Berufsunfähigkeitsversicherung sollte nicht zu früh enden

Endet die Berufsunfähigkeitsversicherung deutlich früher, als das Renteneintrittsalter ist, entsteht eine Versicherungslücke. Jüngere sollten auf eine Verlängerungsoption achten.
Wer finanziell auf seine Arbeitskraft angewiesen ist, sollte rechtzeitig vorbeugen. Der sicherste und beste Schutz bleibt eine Berufsunfähigkeitsversicherung (BU). Dabei ist bei Vertragsabschluss bereits darauf zu achten, dass die Laufzeit des Versicherungsschutzes möglichst bis zum Ende des Erwerbslebens reicht. Für viele ist das in der Regel das 67. Lebensjahr.

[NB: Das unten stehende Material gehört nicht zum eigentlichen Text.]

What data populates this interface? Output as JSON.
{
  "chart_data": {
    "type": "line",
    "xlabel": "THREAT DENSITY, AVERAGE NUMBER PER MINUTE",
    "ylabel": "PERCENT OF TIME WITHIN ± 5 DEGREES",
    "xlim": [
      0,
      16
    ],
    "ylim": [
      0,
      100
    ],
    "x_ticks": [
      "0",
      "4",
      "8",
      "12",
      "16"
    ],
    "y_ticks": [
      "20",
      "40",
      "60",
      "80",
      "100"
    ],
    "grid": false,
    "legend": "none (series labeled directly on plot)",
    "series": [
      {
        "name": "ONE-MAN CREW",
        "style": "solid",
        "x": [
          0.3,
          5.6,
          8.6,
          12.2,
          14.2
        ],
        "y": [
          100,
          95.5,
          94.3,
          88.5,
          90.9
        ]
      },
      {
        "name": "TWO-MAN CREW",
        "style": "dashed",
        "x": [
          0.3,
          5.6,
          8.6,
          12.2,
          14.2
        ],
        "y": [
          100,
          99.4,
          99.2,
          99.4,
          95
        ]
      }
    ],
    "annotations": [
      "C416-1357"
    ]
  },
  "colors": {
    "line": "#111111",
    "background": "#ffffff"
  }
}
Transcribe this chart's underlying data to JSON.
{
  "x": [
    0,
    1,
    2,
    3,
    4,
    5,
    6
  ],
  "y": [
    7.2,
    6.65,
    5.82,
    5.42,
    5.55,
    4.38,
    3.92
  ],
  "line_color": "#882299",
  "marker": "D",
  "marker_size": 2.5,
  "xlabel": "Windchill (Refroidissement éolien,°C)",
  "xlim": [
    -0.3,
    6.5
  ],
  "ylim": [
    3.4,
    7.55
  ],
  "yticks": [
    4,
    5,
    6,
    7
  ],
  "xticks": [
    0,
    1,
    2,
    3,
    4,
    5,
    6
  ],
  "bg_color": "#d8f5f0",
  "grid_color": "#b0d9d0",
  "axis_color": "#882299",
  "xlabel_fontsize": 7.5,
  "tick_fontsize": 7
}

Kürzere Laufzeit nur im Ausnahmefall

Hinsichtlich der Vertragslaufzeit gilt es aber einige wichtige Aspekte zu kennen:
Die Versicherungen bieten auch kürzere Laufzeiten deutlich günstiger an. Je geringer das Ablaufalter, desto geringer ist auch das Risiko für den Versicherer, denn das Berufsunfähigkeitsrisiko steigt mit zunehmendem Alter überproportional an. So kann ein BU-Schutz bis 67 Jahre doppelt so teuer sein wie der Vertrag bis 60 Jahre. Trotzdem empfehlen die Experten vom Bund der Versicherten, dass man eine kürzere Laufzeit nur ausnahmsweise wählen sollte, wenn man konkreten Anlass zu der Annahme hat, bereits vorher wirtschaftlich ausreichend abgesichert zu sein.

Das Argument, die eingesparten Beiträge beim BU-Vertrag mit kürzerer Laufzeit dann für die Altersvorsorge zu nutzen, ist verführerisch aber auch riskant. Das mag funktionieren, wenn keine Berufsunfähigkeit eintritt oder erst kurz vor Ablauf des Vertrags und man somit jahrelang Zeit hatte, genug von dem eingesparten Geld anzuhäufen. Doch was ist, wenn die Berufsunfähigkeit unerwartet bereits dauerhaft im Alter von 30 Jahren eintritt? Dann fehlt die Zeit, um genug Geld nebenher anzusparen und wenn dann der Vertrag mit 60 Jahren ausläuft, oft auch das Einkommen, um die Jahre bis zum Rentenbeginn zu überbrücken.

Auf Verlängerungsoption achten

Tipp: Wer plant, demnächst eine Berufsunfähigkeitsversicherung abzuschließen, sollte darauf achten, ob in den Versicherungsbedingungen eine Verlängerungsoption im Zuge einer Anpassung der Regelaltersgrenze in der gesetzlichen Rentenversicherung oder in einem Versorgungswerk enthalten ist. Denn wer jetzt 20 Jahre alt ist, kann nicht damit rechnen, dass für ihn im Alter noch die 67-Jahre-Grenze gilt.